Last year, the ERCB issued Directive 74, which ordered oilsands miners to clean up their tailings ponds, and submit plans outlining how they intend to achieve that.

The ERCB approved plans from Syncrude Canada Ltd. (TSX:COS, TSX:NXY) and Imperial Oil Ltd. (TSX:IMO) with similar caveats to Shells. It also conditionally approved a plan by the Fort Hills partnership (TSX:TCK.B).

A tailings plan submitted by Suncor Energy Inc. (TSX:SU) was the only one to fully meet Directive 74.

Shell welcomed the decision and said it would review the conditions attached to the approval.
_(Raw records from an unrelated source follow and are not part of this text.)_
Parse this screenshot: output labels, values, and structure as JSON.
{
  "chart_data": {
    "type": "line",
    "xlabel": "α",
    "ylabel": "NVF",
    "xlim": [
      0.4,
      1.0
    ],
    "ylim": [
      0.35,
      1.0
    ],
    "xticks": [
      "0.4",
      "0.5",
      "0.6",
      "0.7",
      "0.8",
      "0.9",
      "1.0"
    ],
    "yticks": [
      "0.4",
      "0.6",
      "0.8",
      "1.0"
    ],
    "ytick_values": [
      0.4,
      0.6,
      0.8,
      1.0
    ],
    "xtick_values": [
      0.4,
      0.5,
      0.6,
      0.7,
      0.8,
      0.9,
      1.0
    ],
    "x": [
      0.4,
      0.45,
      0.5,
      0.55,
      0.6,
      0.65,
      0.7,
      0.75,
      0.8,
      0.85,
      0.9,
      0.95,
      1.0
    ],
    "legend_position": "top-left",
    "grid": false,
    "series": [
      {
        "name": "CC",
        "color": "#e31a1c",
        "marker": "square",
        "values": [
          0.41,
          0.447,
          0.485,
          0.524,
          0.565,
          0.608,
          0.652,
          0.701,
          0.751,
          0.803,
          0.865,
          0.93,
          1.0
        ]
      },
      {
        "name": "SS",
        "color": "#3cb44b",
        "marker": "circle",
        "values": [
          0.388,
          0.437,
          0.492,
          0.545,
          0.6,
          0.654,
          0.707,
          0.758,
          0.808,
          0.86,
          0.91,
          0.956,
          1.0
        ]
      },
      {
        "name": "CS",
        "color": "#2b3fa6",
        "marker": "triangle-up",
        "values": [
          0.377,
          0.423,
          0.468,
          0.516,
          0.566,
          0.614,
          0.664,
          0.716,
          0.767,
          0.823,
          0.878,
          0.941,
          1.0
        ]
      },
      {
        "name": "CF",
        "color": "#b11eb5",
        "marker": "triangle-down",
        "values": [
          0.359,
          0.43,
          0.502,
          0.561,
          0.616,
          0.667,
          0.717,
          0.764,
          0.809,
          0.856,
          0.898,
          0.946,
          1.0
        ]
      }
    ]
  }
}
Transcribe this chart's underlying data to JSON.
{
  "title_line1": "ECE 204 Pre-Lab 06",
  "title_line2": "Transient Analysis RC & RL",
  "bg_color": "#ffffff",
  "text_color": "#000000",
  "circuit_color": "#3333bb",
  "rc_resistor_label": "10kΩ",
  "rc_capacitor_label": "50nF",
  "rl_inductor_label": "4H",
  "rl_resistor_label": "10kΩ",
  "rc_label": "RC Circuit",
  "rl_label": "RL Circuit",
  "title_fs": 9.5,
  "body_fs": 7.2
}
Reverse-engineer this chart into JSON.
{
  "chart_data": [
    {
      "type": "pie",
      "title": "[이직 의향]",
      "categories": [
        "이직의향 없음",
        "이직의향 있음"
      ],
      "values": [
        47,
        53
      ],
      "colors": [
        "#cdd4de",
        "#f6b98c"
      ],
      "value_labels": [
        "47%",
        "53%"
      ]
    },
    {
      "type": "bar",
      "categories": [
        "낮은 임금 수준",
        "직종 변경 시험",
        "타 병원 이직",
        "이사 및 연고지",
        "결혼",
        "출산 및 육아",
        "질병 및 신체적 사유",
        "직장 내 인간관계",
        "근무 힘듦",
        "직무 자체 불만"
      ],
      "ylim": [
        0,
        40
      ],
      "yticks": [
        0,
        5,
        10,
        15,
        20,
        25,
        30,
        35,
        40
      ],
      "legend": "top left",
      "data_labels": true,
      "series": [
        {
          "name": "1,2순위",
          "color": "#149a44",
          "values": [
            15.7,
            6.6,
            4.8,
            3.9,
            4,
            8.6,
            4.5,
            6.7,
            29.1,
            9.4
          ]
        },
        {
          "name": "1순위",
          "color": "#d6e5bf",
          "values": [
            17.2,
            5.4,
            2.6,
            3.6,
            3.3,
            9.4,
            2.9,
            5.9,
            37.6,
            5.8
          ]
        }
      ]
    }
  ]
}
“It remains Shell’s intent to meet the requirements of D74 and company officials will be working closely with the ERCB in responding to the conditions attached to the approval,” company spokesman Ed Greenberg said.

Environmentalists have criticized the ERCB for approving plans that don’t meet its own guidelines.

The ERCB is still weighing another submission from Shell for its Jackpine mine, as well as one from Canadian Natural Resources Ltd. (TSX:CNQ) for its Horizon project.

Tailings — a mixture of sand, clay, water and residual bitumen — are a byproduct of the oilsands extraction process and have drawn a great deal of concern for their environmental impacts. Two years ago, 1,600 birds died after landing on an enormous tailings pond at Syncrude Canada Ltd.’s mining site.

Alberta’s energy regulator estimates tailings ponds today contain about 840 million cubic metres of fluid and cover about 170 square kilometres across northern Alberta.

Left to their own devices, fine clay particles in tailings ponds can take decades to settle, but companies are working on ways to drastically speed up that process.

Shell has begun a commercial demonstration of a technology called atmospheric fine drying that uses a thickening agent which is added to the tailings. After that, they are laid out to dry on a slope, and the remaining water is recycled back into its operations.